In Pennsylvania, Coronavirus Means More Indefinite Solitary Confinement
“We don’t fully know what the impacts are of having tens of thousands of people effectively in an extended form of solitary confinement, and we just don’t know how manageable it is,” said Sean Damon, organizing director at Amistad Law Project, a Philadelphia-based nonprofit that advocates for incarcerated people.
“Our fear is that this is going to have huge mental health impacts on the people that are on the extended lockdown,” he said, noting the possibility of an increase in suicides or general unrest.
Kris Henderson, executive director of the Amistad Law Project, said the organization has heard from incarcerated people “really suffering” the effects of the lockdown, from anxieties over contracting the virus to those struggling to get access to a single-person-capacity cell.
“It’s not great for anyone to be in a small room with another person for 23 hours a day,” Henderson said. “I think even those of us out in the community who are either alone or with one or a couple of loved ones are seeing how difficult it can be to be living with this new way of life.”

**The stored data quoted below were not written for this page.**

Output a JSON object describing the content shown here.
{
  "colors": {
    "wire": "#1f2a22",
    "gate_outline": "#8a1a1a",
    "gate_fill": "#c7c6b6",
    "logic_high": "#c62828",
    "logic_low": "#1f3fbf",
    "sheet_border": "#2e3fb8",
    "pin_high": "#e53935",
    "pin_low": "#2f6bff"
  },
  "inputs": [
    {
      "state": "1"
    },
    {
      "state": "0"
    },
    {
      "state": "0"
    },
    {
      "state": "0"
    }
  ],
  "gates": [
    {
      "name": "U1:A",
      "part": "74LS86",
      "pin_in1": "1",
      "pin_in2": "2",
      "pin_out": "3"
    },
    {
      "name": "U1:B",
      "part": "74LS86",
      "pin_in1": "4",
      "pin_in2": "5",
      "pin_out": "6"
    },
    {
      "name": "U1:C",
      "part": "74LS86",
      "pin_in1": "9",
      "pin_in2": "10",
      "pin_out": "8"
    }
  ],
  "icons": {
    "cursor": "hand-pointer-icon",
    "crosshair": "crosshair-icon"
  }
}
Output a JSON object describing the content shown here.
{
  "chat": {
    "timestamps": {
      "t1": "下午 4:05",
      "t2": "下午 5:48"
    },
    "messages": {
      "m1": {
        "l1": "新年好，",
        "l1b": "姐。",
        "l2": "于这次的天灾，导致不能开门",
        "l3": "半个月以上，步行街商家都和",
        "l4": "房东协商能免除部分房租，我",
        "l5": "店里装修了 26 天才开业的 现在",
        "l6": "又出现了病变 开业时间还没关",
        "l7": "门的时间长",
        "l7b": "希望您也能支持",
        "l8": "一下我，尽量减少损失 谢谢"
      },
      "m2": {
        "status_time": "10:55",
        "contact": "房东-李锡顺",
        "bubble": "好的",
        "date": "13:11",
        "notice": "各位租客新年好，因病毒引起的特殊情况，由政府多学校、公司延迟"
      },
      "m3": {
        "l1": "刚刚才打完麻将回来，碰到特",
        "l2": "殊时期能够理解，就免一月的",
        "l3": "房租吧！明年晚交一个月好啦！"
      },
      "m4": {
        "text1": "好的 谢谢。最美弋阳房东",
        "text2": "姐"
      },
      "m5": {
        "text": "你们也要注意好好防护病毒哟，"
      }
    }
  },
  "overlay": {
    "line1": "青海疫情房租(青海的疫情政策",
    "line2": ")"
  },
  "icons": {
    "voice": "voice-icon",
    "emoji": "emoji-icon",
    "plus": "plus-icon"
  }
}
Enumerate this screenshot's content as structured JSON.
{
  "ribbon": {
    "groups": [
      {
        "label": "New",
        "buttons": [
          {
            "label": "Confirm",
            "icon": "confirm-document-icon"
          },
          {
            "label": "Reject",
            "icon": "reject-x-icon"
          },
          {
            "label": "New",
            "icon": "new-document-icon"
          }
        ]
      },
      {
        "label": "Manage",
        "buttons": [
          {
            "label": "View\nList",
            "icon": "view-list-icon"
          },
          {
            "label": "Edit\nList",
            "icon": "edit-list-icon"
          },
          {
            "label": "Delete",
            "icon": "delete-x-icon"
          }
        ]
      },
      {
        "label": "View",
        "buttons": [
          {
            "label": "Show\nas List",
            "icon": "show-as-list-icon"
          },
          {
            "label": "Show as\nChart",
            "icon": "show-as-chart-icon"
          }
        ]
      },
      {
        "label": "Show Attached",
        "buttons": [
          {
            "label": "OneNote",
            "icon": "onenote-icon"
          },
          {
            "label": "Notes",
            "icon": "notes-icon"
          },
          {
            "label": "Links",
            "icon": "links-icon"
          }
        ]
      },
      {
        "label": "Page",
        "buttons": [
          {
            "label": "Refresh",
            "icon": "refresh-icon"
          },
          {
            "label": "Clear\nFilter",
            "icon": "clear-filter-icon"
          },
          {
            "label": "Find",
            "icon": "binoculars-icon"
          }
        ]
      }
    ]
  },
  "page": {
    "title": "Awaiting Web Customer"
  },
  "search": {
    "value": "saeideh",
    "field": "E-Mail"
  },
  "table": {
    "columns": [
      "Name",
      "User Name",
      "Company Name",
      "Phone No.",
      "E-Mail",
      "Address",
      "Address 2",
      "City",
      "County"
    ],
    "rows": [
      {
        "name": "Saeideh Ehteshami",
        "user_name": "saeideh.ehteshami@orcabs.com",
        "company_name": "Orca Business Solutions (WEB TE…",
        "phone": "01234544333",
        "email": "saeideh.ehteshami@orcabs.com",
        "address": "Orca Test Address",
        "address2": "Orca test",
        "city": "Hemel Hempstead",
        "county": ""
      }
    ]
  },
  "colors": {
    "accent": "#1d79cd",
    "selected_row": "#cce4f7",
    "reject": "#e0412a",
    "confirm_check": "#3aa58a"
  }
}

Henderson’s organization is also calling for greater use of reprieves to reduce prison populations as a means of mental and physical “harm reduction.”
After legislative efforts to reduce prison populations stalled in April, Gov. Tom Wolf announced plans to grant temporary coronavirus-related reprieves to nonviolent state inmates. The administration said up to 1,800 incarcerated people could qualify, although the number would likely be much smaller because of “reentry challenges.”
As of Thursday, 133 prisoners had received reprieves, according to department data.